Creation, Redemption and Revelation

Oasis Songs: Musings from Rav D
Friday, May 18, 2018 / 4 Sivan 5778

No Mishnah Berurah class this Sunday. It is Shavuot

Summary: Rabbi Kosak reflects on the meaning of Shavuot.

Creation, Redemption and Revelation

With Shavuot coming this weekend, this week’s reflections will be curtailed. Please do make an effort to attend our many Shavuot offerings–we’ve worked hard to ensure that there are opportunities for all. From family and youth programming, to traditional learning on Saturday evening, to cooking demonstrations and even a lecture on Jewish cuisine on Sunday evening. There’s a lot going on.

A few short reflections on Shavuot itself. It is the third of our three festival or pilgrimage holidays when our ancestors would celebrate by coming together at the ancient temple. On the spiritual level, it also completes a path of meaning that begins on Rosh Hashanah and Sukkot, then continues on Pesach/Passover, before concluding on Shavuot. This path carries us from creation (Rosh Hashanah), to redemption (Passover) and finally to the revelation that occurs on Shavuot when we received the Torah.

These three themes of creation, redemption and revelation encapsulate so much of Jewish thinking. There is a way they even track the famous insights of psychologist Abraham Maslow and his “hierarchy of needs.”

According to Maslow, each of us needs to meet our most basic needs, like food, shelter and life itself. As we satisfy those requirements, we continue in our development, ending for Maslow in self-actualization.

For Judaism, a similar if parallel message is being taught to us.

Creation–of the universe, of daily life, of humanity and the Jewish people–is the most basic gift and need that a loving God provides to us.

Yet creation without redemption–freedom from all that binds us is an impoverished existence. Freedom is an innate need of human beings–and an intended gift that God wishes upon all beings. There is something of Maslow’s self-actualization in this–for Judaism teaches that we also need freedom for. That is one understanding of revelation. By encountering God and receiving the Torah at Mt. Sinai, we discover the purpose of our freedom and the meaning of our lives.

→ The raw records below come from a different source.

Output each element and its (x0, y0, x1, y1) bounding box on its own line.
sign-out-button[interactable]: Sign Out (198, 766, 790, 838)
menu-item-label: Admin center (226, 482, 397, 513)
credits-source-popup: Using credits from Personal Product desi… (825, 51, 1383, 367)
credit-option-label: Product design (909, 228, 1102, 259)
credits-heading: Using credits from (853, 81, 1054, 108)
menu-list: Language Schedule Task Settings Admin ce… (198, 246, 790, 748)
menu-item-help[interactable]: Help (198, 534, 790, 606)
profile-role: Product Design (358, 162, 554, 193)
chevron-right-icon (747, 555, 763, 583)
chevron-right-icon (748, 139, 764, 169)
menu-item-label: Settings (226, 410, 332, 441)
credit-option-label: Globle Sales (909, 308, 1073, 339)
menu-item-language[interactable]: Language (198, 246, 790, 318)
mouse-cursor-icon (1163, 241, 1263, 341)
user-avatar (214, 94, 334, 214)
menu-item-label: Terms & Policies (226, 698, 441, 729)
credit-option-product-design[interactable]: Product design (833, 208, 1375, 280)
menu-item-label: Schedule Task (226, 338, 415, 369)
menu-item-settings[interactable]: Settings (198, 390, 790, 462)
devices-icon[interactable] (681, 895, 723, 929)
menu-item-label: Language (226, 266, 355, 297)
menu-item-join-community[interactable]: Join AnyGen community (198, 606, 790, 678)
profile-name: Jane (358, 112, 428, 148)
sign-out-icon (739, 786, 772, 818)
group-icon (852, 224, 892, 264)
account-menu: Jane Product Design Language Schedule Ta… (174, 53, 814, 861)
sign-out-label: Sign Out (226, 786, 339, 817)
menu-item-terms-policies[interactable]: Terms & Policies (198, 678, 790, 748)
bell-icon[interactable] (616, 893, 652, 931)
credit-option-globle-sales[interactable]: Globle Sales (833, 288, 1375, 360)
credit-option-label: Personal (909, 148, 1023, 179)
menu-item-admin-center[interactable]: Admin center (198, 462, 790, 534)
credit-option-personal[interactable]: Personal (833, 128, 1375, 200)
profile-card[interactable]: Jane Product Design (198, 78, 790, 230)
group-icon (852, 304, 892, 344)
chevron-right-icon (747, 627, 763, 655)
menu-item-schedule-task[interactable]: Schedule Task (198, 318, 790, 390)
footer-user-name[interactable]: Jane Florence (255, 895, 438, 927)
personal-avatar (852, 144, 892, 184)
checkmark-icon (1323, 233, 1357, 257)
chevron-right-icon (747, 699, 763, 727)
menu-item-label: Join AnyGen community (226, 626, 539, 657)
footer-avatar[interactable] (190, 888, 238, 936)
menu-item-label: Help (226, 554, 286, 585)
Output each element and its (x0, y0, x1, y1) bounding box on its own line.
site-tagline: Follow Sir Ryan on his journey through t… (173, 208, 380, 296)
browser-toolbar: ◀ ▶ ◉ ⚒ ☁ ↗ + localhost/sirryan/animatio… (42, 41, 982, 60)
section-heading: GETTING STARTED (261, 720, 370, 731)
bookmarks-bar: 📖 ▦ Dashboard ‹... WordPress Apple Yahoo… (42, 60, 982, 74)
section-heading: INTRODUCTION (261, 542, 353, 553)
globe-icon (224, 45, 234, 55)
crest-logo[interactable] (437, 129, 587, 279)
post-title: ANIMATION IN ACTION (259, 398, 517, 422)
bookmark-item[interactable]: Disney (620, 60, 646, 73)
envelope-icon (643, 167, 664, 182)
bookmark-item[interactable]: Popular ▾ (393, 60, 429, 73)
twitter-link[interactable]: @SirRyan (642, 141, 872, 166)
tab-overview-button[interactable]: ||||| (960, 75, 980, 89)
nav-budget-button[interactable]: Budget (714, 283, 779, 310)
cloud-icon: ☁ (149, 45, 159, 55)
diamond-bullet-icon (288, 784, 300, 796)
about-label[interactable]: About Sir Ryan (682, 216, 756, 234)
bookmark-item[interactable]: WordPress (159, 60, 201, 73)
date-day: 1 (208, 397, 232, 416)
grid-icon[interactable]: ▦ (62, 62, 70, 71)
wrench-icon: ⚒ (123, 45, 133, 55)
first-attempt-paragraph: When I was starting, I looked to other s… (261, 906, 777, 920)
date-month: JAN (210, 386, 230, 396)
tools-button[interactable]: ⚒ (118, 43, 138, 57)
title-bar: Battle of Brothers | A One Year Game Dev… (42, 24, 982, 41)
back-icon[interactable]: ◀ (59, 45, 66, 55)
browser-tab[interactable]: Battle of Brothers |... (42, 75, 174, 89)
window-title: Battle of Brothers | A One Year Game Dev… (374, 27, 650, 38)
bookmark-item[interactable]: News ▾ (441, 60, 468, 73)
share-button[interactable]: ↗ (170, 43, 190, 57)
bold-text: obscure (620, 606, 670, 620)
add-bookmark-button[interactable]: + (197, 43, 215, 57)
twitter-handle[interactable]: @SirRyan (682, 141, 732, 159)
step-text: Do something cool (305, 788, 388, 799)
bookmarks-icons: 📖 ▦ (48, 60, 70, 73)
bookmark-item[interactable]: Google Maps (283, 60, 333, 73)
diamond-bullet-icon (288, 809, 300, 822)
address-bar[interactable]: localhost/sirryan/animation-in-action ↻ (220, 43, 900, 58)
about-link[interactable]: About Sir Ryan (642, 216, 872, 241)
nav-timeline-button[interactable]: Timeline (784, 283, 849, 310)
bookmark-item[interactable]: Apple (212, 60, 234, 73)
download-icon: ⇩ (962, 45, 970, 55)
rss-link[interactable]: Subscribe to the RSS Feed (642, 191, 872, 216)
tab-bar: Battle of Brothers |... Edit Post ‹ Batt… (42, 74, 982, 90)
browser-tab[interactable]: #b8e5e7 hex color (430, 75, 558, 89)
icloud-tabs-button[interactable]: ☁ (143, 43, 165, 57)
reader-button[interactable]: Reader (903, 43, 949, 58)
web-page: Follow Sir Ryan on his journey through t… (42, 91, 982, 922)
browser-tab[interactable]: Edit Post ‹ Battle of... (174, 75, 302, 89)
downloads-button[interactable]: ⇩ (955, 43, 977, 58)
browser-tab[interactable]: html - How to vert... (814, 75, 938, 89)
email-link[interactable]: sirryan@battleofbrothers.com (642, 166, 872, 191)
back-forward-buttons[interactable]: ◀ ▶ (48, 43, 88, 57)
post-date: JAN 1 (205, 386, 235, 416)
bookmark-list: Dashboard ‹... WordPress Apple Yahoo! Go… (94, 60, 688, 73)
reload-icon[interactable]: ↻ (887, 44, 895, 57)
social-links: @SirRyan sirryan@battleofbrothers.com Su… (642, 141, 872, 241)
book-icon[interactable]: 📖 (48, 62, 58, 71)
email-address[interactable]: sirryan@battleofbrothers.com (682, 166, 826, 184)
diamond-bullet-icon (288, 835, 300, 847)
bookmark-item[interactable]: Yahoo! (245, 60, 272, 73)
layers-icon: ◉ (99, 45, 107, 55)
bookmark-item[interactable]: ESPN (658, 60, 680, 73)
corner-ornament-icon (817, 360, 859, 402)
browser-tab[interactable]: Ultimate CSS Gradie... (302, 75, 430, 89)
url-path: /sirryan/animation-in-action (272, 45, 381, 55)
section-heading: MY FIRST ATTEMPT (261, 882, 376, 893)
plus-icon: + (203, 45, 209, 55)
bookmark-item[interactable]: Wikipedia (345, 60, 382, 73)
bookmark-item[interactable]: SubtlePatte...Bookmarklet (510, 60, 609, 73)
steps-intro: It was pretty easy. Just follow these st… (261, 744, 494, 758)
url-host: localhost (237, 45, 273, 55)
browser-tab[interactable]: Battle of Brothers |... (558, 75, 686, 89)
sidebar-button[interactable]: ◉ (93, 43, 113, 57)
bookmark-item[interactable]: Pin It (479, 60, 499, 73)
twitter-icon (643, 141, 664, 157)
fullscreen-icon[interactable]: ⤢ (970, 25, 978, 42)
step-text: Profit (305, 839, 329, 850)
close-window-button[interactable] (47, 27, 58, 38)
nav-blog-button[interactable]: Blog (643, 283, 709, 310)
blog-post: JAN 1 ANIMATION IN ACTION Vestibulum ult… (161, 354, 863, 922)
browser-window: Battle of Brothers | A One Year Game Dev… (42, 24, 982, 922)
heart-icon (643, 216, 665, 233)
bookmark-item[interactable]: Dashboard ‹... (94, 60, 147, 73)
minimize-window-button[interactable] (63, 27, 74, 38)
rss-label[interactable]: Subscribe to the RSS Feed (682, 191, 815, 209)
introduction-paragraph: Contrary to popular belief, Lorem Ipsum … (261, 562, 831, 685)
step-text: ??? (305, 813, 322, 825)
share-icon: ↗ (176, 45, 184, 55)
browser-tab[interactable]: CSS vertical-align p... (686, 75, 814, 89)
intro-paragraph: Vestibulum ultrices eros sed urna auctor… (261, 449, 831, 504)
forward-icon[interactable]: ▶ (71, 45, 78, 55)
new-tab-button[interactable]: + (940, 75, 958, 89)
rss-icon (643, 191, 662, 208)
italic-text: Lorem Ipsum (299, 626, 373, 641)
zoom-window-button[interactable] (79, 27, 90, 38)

Even this is not the final destination of the human spirit. For revelation also teaches of the human need for transcendence. It is not enough to meet our own needs, no matter how elevated they are. We also have a yearning to connect to all that lies beyond us. To know our small and significant place in the vast cosmos. To experience how we are part of all, not as an intellectual expression, but as a felt moment.

Creation, Redemption, Revelation.

In our lives, as in Maslow’s psychology, we can sometimes hit a dead end. We may not successfully navigate each phase of our lives and imagine that nothing exists beyond our current limited stage. Life can stunt our growth. Sometimes we might even be skeptical that those higher levels of being exist simply because we can’t reach them. In that case, our spiritual ambition is also stunted.

That why a spiritual path like Judaism is so important, and why our holidays are so important. They remind us of all that we can be, and more importantly, can guide us to explore the full and rich possibilities of being human.

Shavuot may not be the most known or observed of the Jewish holidays. A traditional reason given is that it lacks the tangible symbols of the other festivals. I suspect another reason is that opening ourselves to revelation requires the greatest amount of effort and imagination. It may also be the ultimate purpose of life.

Shabbar shalom,

Rav D

Shabbat Table Talk

  1. What is the highest good you imagined for yourself as a child? Did you achieve it?
  2. What is the greatest good you can conceive of reaching at this phase of your life?
  3. Everybody has moments of revelation. Some are grand and some are basic. Describe some of the revelations you have had–in work, in love, in relationship to God.